Plus que jamais, votre syndicat est là pour vous informer, vous protéger et vous défendre contre les pressions hiérarchiques et les attaques portées à vos statuts et contre vos droits. 

N'hésitez pas à partager ce document et contactez-nous.

communication@sncl.fr

 

11 mai : les conditions de la reprise seront-elles assurées ?

En réponse aux annonces présidentielles, les syndicats de l’Education nationale (dont le SNCL) et les organisations lycéennes, étudiantes et de parents d’élèves ont exprimé leur désarroi face à la perspective d’une réouverture des établissements scolaires le 11 mai (voir communiqué sur notre page d'accueil).  

Suite aux précisions apportées par Edouard Philippe ce dimanche, nous constatons que beaucoup d’adaptations et d’improvisations vont encore être demandées pour cette reprise dans nos écoles qui, aux dires de nos gouvernants il y a seulement quelques jours, étaient pourtant déclarées d’ores et déjà prêtes…  

Les dispositifs finalement retenus seront aménagés au cas par cas, par les maires et les préfets pour la fin du mois d’avril ; les chefs d’établissements appartenant à des zones en congés sur cette période sont d’ores et déjà réquisitionnés pour anticiper cette mise en place, ce qui laisse un sentiment persistant de précipitation.

La question de la capacité matérielle d’un accueil sécurisé, dans chaque établissement scolaire, quant à elle, ne semble pas se poser de manière aiguë à nos gouvernants.

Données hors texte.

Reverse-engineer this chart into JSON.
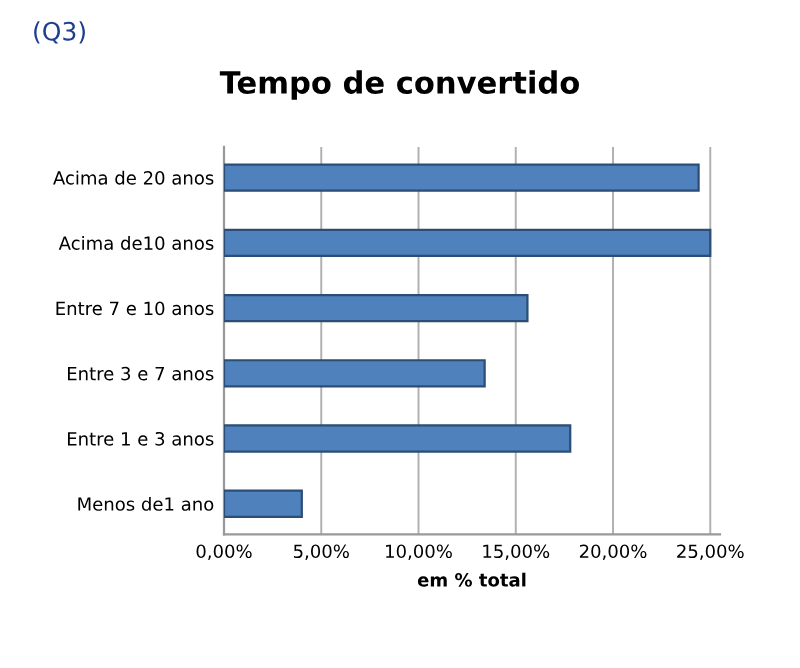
{
  "chart_data": {
    "type": "bar",
    "orientation": "horizontal",
    "title": "Tempo de convertido",
    "xlabel": "em % total",
    "annotations": [
      "(Q3)"
    ],
    "categories": [
      "Acima de 20 anos",
      "Acima de10 anos",
      "Entre 7 e 10 anos",
      "Entre 3 e 7 anos",
      "Entre 1 e 3 anos",
      "Menos de1 ano"
    ],
    "values": [
      24.4,
      25.0,
      15.6,
      13.4,
      17.8,
      4.0
    ],
    "color": "#4f81bd",
    "xlim": [
      0,
      25.5
    ],
    "xticks": [
      {
        "value": 0,
        "label": "0,00%"
      },
      {
        "value": 5,
        "label": "5,00%"
      },
      {
        "value": 10,
        "label": "10,00%"
      },
      {
        "value": 15,
        "label": "15,00%"
      },
      {
        "value": 20,
        "label": "20,00%"
      },
      {
        "value": 25,
        "label": "25,00%"
      }
    ],
    "grid": "x",
    "legend": false
  }
}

Constat d’autant plus inquiétant après que l’ONS a rendu public son enquête réalisée en mars auprès de plus de 8000 établissements : 10% d’entre eux manquent de savon,  22% n’ont pas assez d’accès à l’eau, 27% aucun personnel infirmier, 75% manquent de gel hydro-alcoolique

Pour le SNCL, cette situation et les lourdes difficultés que notre école rencontre pour faire face au virus ne sont rien d’autre que le résultat d’une politique au rabot menée depuis des décennies. Les budgets successifs ont supprimé les postes infirmiers et accumulé un retard considérable en matière de médecine du travail (certaines académies comptant moins de un médecin de prévention pour 25 000 agents). Les départements et les régions sous-dotent les établissements en fournitures et laissent fonctionner des locaux plus que vétustes, avec des sanitaires et des accès à l’eau insuffisants. Situation encore pire en Guadeloupe ou à Mayotte, où la crise de l’eau il y a deux ans avait pourtant déjà révélé cruellement tous ces manques. En outre, depuis des années, l’Etat se dispense des obligations faite à toutes les entreprises en matière de médecine du travail. Les enseignants n’ont la plupart du temps pas une seule visite médicale en plus de 40 ans de carrière. Quelle garantie peuvent-ils alors réellement espérer du ministère pour leur sécurité sanitaire dans un tel contexte ?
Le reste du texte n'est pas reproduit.